I rated Lowe well enough to be an AB. Remember we were picking the likes of George Bridge above such players so theres no disputing a lot of bad decisions have been made by those last two coaches. Does a team like the ABs need a finicky winger who you have to adapt and change a lot of your style with to get benefit from? No, not really. But he still would have been a basic improvement on players like even Savea at the tail of his career, Bridge, and could even have converted into the answer of replacing Beauden at the back.

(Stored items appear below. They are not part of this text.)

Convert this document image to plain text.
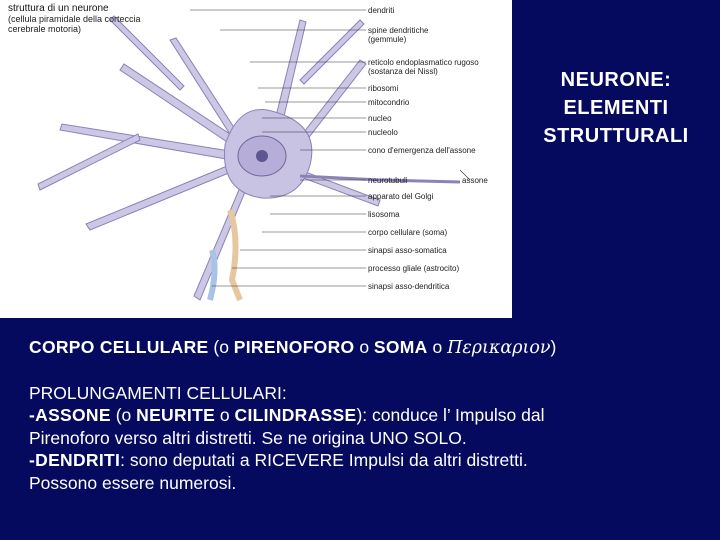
struttura di un neurone
(cellula piramidale della corteccia cerebrale motoria)
dendriti
spine dendritiche
(gemmule)
reticolo endoplasmatico rugoso
(sostanza dei Nissl)
ribosomi
mitocondrio
nucleo
nucleolo
cono d'emergenza dell'assone
neurotubuli
apparato del Golgi
lisosoma
corpo cellulare (soma)
sinapsi asso-somatica
processo gliale (astrocito)
sinapsi asso-dendritica
assone
NEURONE:
ELEMENTI
STRUTTURALI
CORPO CELLULARE (o PIRENOFORO o SOMA o Περικαριον)
PROLUNGAMENTI CELLULARI:
-ASSONE (o NEURITE o CILINDRASSE): conduce l’ Impulso dal
Pirenoforo verso altri distretti. Se ne origina UNO SOLO.
-DENDRITI: sono deputati a RICEVERE Impulsi da altri distretti.
Possono essere numerosi.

Instead we persisted with NMS, Naholo, Havili, Reece, all players we would have cared even less about losing and all because Rieko had Lowe's number 11 jersey nailed down.

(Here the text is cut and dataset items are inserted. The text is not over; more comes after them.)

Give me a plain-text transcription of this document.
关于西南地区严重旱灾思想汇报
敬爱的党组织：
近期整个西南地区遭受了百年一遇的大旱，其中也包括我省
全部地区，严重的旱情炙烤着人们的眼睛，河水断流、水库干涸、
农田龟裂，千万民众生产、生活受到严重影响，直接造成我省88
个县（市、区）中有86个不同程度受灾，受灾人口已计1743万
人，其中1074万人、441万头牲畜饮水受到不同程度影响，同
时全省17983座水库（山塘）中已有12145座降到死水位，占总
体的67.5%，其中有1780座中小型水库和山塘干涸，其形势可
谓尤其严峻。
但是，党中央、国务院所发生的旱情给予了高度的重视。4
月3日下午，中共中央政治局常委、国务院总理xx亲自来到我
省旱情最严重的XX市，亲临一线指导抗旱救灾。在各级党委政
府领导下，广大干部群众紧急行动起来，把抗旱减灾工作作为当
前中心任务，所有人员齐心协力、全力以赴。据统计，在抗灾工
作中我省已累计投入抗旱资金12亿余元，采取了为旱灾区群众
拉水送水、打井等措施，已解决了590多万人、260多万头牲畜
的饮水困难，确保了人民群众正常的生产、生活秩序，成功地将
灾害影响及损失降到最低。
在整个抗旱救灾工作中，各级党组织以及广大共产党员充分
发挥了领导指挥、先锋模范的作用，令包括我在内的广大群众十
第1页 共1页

He was of course only 23 when he decided to leave, it was back in the beggining of the period they had started retaining players (from 2018 onwards I think, they came out saying theyre going to be more aggressive at some point). So he might, all of them, only just missed out.

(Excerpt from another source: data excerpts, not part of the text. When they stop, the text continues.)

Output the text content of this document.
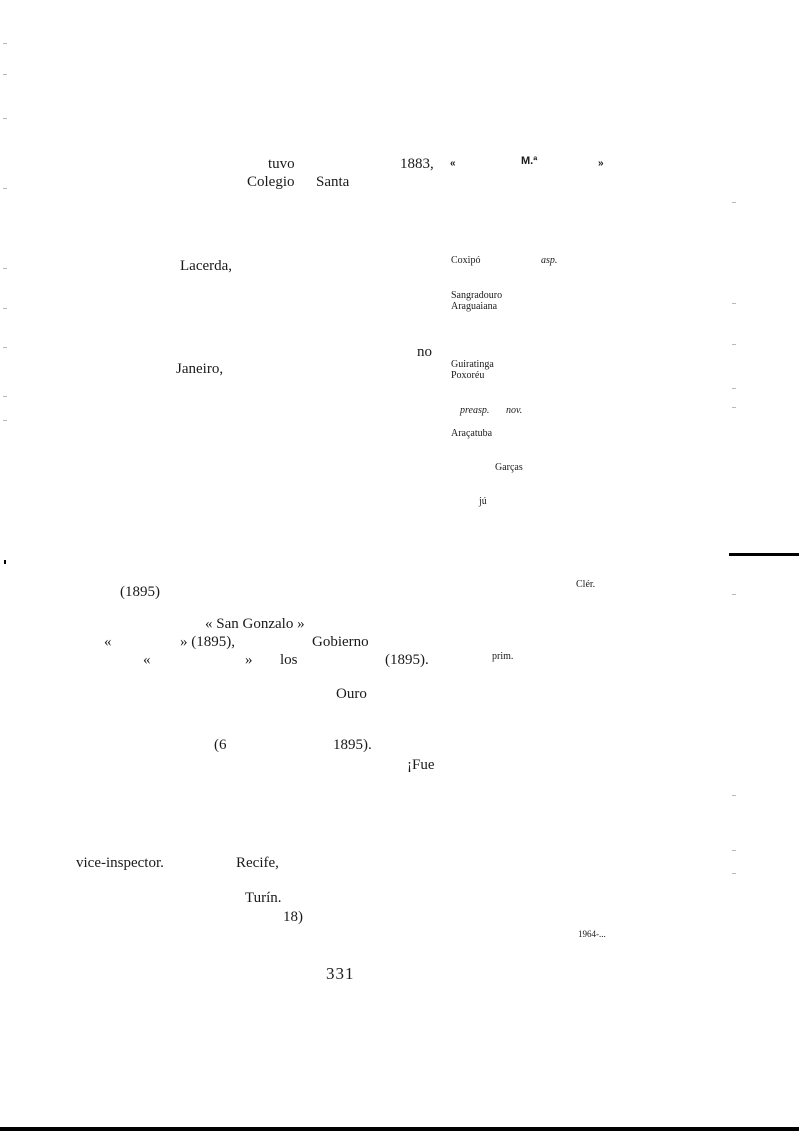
tuvo	1883,
Colegio Santa
Lacerda,
no
Janeiro,
(1895)
« San Gonzalo »
«	» (1895),	Gobierno
«	» los	(1895).
Ouro
(6	1895).
¡Fue
vice-inspector.	Recife,
Turín.
18)
«	M.ª	»
Coxipó	asp.
Sangradouro
Araguaiana
Guiratinga
Poxoréu
preasp. nov.
Araçatuba
Garças
jú
Clér.
prim.
1964-...
331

The main point that Ed made is that situations like Lowe's, Aki's, JGP's, aren't going to happen in future. That's a bit of a "NZ" only problem, because those players need to reach such a high standard to be chosen by the All Blacks, were as a country like Ireland wants them a lot earlier like that. This is basically the 'ready in 3 years' concept Ireland relied on, versus the '5 years and they've left' concept' were that player is now ready to be chosen by the All Blacks (given a contract to play Super, ala SBW, and hopefully Manu).


The 'mercenary' thing that will take longer to expire, and which I was referring to, is the grandparents rule. The new kids coming through now aren't going to have as many gp born overseas, so the amount of players that can leave with a prospect of International rugby offer are going to drop dramatically at some point. All these kiwi fellas playing for a PI, is going to stop sadly.


The new era problem that will replace those old concerns is now French and Japanese clubs (doing the same as NRL teams have done for decades by) picking kids out of school. The problem here is not so much a national identity one, than it is a farm system where 9 in 10 players are left with nothing. A stunted education and no support in a foreign country (well they'll get kicked out of those countries were they don't in Australia).


It's the same sort of situation were NZ would be the big guy, but there weren't many downsides with it. The only one I can think was brought up but a poster on this site, I can't recall who it was, but he seemed to know a lot of kids coming from the Islands weren't really given the capability to fly back home during school xms holidays etc. That is probably something that should be fixed by the union. Otherwise getting someone like Fakatava over here for his last year of school definitely results in NZ being able to pick the cherries off the top but it also allows that player to develop and be able to represent Tonga and under age and possibly even later in his career. Where as a kid being taken from NZ is arguably going to be worse off in every respect other than perhaps money. Not going to develop as a person, not going to develop as a player as much, so I have a lotof sympathy for NZs case that I don't include them in that group but I certainly see where you're coming from and it encourages other countries to think they can do the same while not realising they're making a much worse experience/situation.